Per ottenere l’interdizione per complicanze della gestazione, la così detta gravidanza a rischio, il personale della scuola può presentare l’istanza al dirigente scolastico allegando la ricevuta rilasciata dall’ASL.
Per ottenere la ricevuta dalla Asl è necessario presentare alla ASL stessa il certificato del proprio ginecologo che attesti lo stato di gravidanza e che questo attesti le complicanze della gestazione. In seguito l’Asl rilascerà una ricevuta in duplice copia, delle quali una va consegnata a scuola e l’altra va conservata. Qualora il ginecologo sia privato, non lavori per un ente pubblico, la Asl deve disporre entro 7 giorni l’accertamento di quanto dichiarato. Se l’accertamento non avviene entro la scadenza dei sette giorni la domanda viene considerata accolta.
Pertanto, in mancanza del provvedimento finale, la lavoratrice ha comunque diritto ad assentarsi da lavoro e a tal fine sarà sufficiente presentare a scuola apposita istanza allegando la ricevuta rilasciata dall’ASL.

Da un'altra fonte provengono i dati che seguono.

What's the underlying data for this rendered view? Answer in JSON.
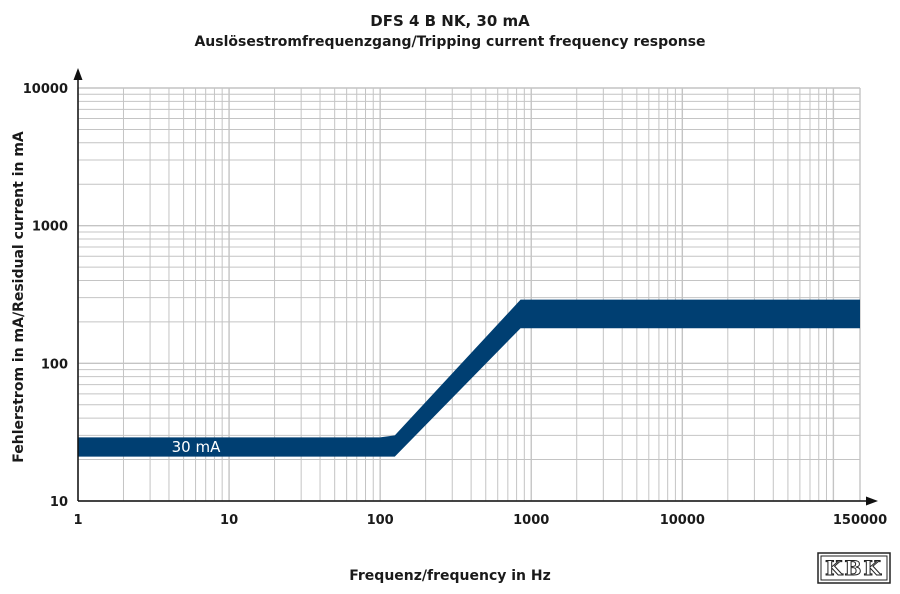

La retribuzione spettante durante il periodo di interdizione anticipata è pari al 100% sia per i docenti di ruolo sia per i docenti con contratto a tempo determinato durante il periodo coperto dal contratto. Per i periodi non coperti da contratto, ai supplenti spetta un’indennità di disoccupazione pari all’80% della retribuzione media del mese precedente compresa la 13esima. Tale periodo di indennità fuori nomina non vale ai fini del servizio né ai fini pensionistici (benché possa essere riscattato).
Nel periodo di assenza dal lavoro la lavoratrice non ha il dovere di rispettare gli obblighi di reperibilità previsti per le indennità di malattia dei dipendenti pubblici e privati, poiché la gravidanza a rischio si configura come motivo di esenzione dalle visite fiscali.
C’è però un appunto da fare prima di concludere: nel periodo precedente alla visita di controllo, quindi nei 7 giorni previsti dalla notifica della richiesta alla concessione della gravidanza anticipata, la lavoratrice non è esonerata dalla visita fiscale.
Anzi, nella prima settimana è molto probabile che riceverete la visita del medico incaricato dalla ASL, utile ad accertare lo stato di rischio della gravidanza ai fini della concessione della maternità anticipata.
In tal caso gli orari di reperibilità dipendono dal settore di impiego: per i privati dalle 09:00 alle 13:00 e dalle 15:00 alle 18:00, per gli statali dalle 10:00 alle 12:00 e dalle 17:00 alle 19:00.